Het unieke van de nieuwe balletten lag vooral in het feit dat alle mensen met elkaar samenwerkten, zodat het libretto, choreografie, décor en zelfs de muziek telkens weer door elkaar geinspireerd raakten, aldus een eenheid vormend die uniek was.

Het seizoen van 1910 was een nog groter succes dan een jaar eerder. Rubinstein werd door Scheherazade zo'n ster dat ze een onafhankelijke carriere begon. Diaghilev kreeg het idee om een permanent balletgezelschap op te richten, maar vele dansers zaten vast aan hun contract met het Marijinsky, zeker de zo getalenteerde Nijinsky. Maar dankzij een rel om een kostuum (wellicht in scene gezet) werd Nijinsky ontslagen en had het nieuwe Ballet Russes zijn eerste sterdanser binnen. Fokine nam ontslag om 'choreografisch directeur' te worden en velen volgden zijn voorbeeld. Grigoriev werd als regisseur aangetrokken, Benois als artistiek directeur en Cecchetti als balletmeester.

Het derde seizoen begon in mei 1911 en had vele (nu) beroemde balletten op het repertoire staan zoals Petroesjka, Le Spectre de la Rose (waarin Nijinsky zijn adembenemende sprong kon etaleren) en Narcisse (de eerste uit een rij Griekse balletten).

Het ballet trad op in Rome, Monaco, Parijs en Londen en had veel succes.

In 1912 werd Nijinsky voor het eerst actief als choreograaf (l'Apres midi d'un faun) en trad het gezelschap ook op in Berlijn, Dresden Wenen en Boedapest. Faun resulteerde in een schandaal omdat Nijinsky aan het einde van het ballet de liefde leek de bedrijven met een sjaal van een nimf. Diaghilev weigerde echter iets te veranderen en zei na de premiere dat het ballet meteen nog eens uitgevoerd moest worden. De contraverse tussen voor- (de beeldhouwer Rodin) en tegenstanders haalde zelfs de krant.

Diaghilev, Nijinsky en Strawinsky in 1912

In 1913 was Jeux (van Nijinsky) een opzienbarende ballet, omdat dit het eerste ballet was in gewone (tennis-) kleren. Maar de meeste aandacht kreeg Sacre du printemps diir de muziek van Stravinsky, die zijn tijd ver vooruit was, en de innovatieve beegingen van Nijinsky, geïnspireerd door de eurytmie van Dalcroze. Een leerling vna de laatste, Marie Rambert, kwam Nijinsky helpen bij het instuderen van de ingewikkelde choreografie. Tijdens de premiere werd het publiek zo luidruchtig in zijn afkeuring en bijval dat de muziek nog amper gehoord kon worden door de dansers.

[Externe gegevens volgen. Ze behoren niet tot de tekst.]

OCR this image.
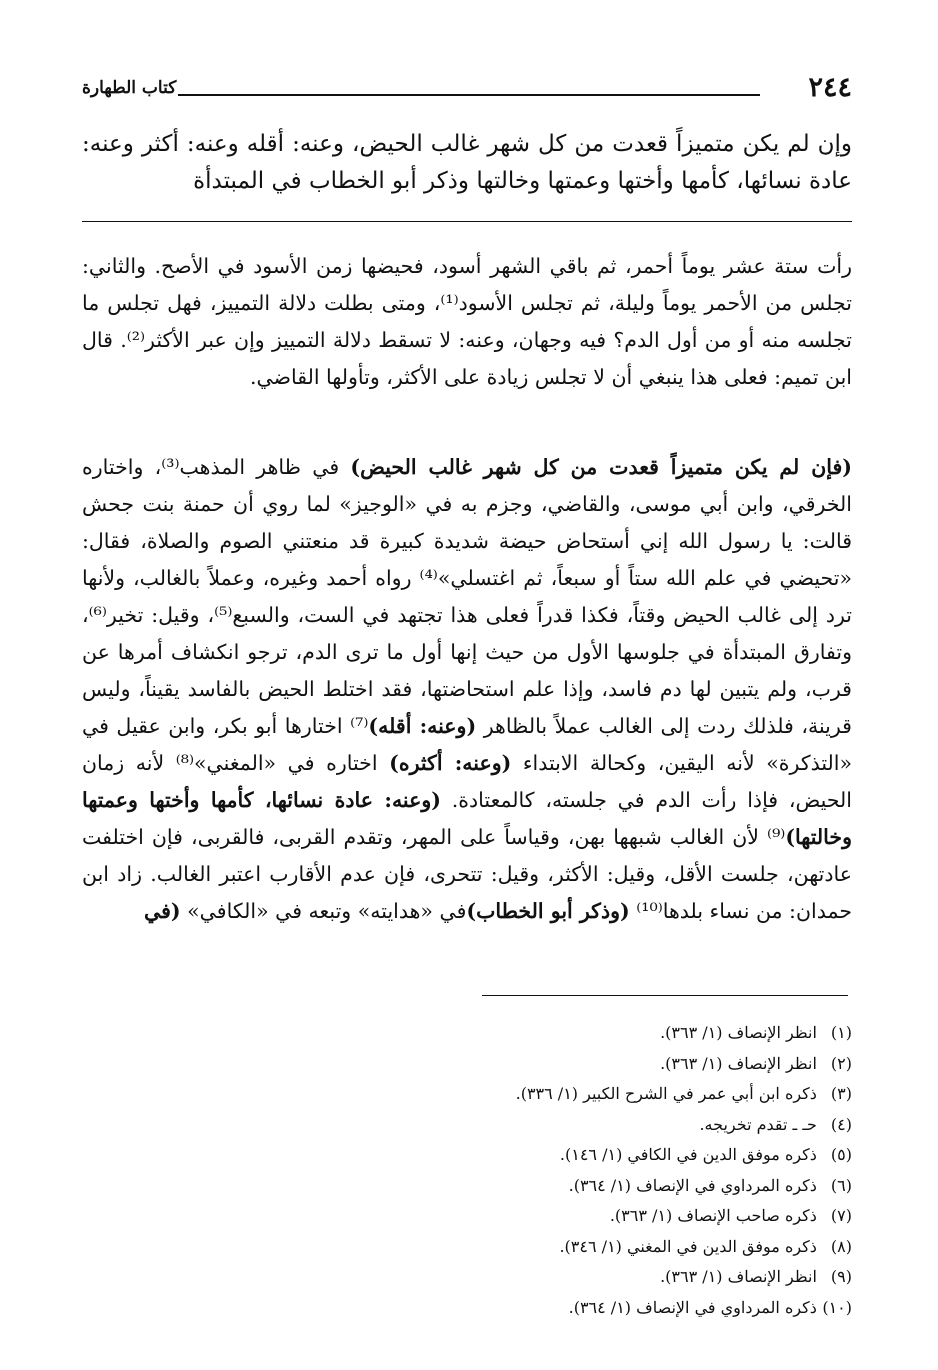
٢٤٤
كتاب الطهارة
وإن لم يكن متميزاً قعدت من كل شهر غالب الحيض، وعنه: أقله وعنه: أكثر وعنه: عادة نسائها، كأمها وأختها وعمتها وخالتها وذكر أبو الخطاب في المبتدأة
رأت ستة عشر يوماً أحمر، ثم باقي الشهر أسود، فحيضها زمن الأسود في الأصح. والثاني: تجلس من الأحمر يوماً وليلة، ثم تجلس الأسود⁽¹⁾، ومتى بطلت دلالة التمييز، فهل تجلس ما تجلسه منه أو من أول الدم؟ فيه وجهان، وعنه: لا تسقط دلالة التمييز وإن عبر الأكثر⁽²⁾. قال ابن تميم: فعلى هذا ينبغي أن لا تجلس زيادة على الأكثر، وتأولها القاضي.
(فإن لم يكن متميزاً قعدت من كل شهر غالب الحيض) في ظاهر المذهب⁽³⁾، واختاره الخرقي، وابن أبي موسى، والقاضي، وجزم به في «الوجيز» لما روي أن حمنة بنت جحش قالت: يا رسول الله إني أستحاض حيضة شديدة كبيرة قد منعتني الصوم والصلاة، فقال: «تحيضي في علم الله ستاً أو سبعاً، ثم اغتسلي»⁽⁴⁾ رواه أحمد وغيره، وعملاً بالغالب، ولأنها ترد إلى غالب الحيض وقتاً، فكذا قدراً فعلى هذا تجتهد في الست، والسبع⁽⁵⁾، وقيل: تخير⁽⁶⁾، وتفارق المبتدأة في جلوسها الأول من حيث إنها أول ما ترى الدم، ترجو انكشاف أمرها عن قرب، ولم يتبين لها دم فاسد، وإذا علم استحاضتها، فقد اختلط الحيض بالفاسد يقيناً، وليس قرينة، فلذلك ردت إلى الغالب عملاً بالظاهر (وعنه: أقله)⁽⁷⁾ اختارها أبو بكر، وابن عقيل في «التذكرة» لأنه اليقين، وكحالة الابتداء (وعنه: أكثره) اختاره في «المغني»⁽⁸⁾ لأنه زمان الحيض، فإذا رأت الدم في جلسته، كالمعتادة. (وعنه: عادة نسائها، كأمها وأختها وعمتها وخالتها)⁽⁹⁾ لأن الغالب شبهها بهن، وقياساً على المهر، وتقدم القربى، فالقربى، فإن اختلفت عادتهن، جلست الأقل، وقيل: الأكثر، وقيل: تتحرى، فإن عدم الأقارب اعتبر الغالب. زاد ابن حمدان: من نساء بلدها⁽¹⁰⁾ (وذكر أبو الخطاب)في «هدايته» وتبعه في «الكافي» (في
(١) انظر الإنصاف (١/ ٣٦٣).
(٢) انظر الإنصاف (١/ ٣٦٣).
(٣) ذكره ابن أبي عمر في الشرح الكبير (١/ ٣٣٦).
(٤) حـ ـ تقدم تخريجه.
(٥) ذكره موفق الدين في الكافي (١/ ١٤٦).
(٦) ذكره المرداوي في الإنصاف (١/ ٣٦٤).
(٧) ذكره صاحب الإنصاف (١/ ٣٦٣).
(٨) ذكره موفق الدين في المغني (١/ ٣٤٦).
(٩) انظر الإنصاف (١/ ٣٦٣).
(١٠) ذكره المرداوي في الإنصاف (١/ ٣٦٤).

Het ballet vertrok vervolgens voor een tournee naar Zuid-Amerika, zonder Diaghilev aan wie ooit voorspeld was dat hij op zee zou sterven. Romola de Pulsky, zo'n grote fan van Nijinsky dat ze haar idool nareisde, zag haar kans vrij en tot ieders verbijstering (en het verdriet van Rambert) hapte Nijinsky toe. In Buenos Aires huwde het stel; Diaghilev was zo gekwetst door het nieuws dat hij zijn sterdanser op staande voet ontsloeg. Het typeert Diaghilev dat hij altijd weer nieuw talent vond, Leonide Massine werd uit Rusland gehaald en werd danser, minnaar en choreograaf.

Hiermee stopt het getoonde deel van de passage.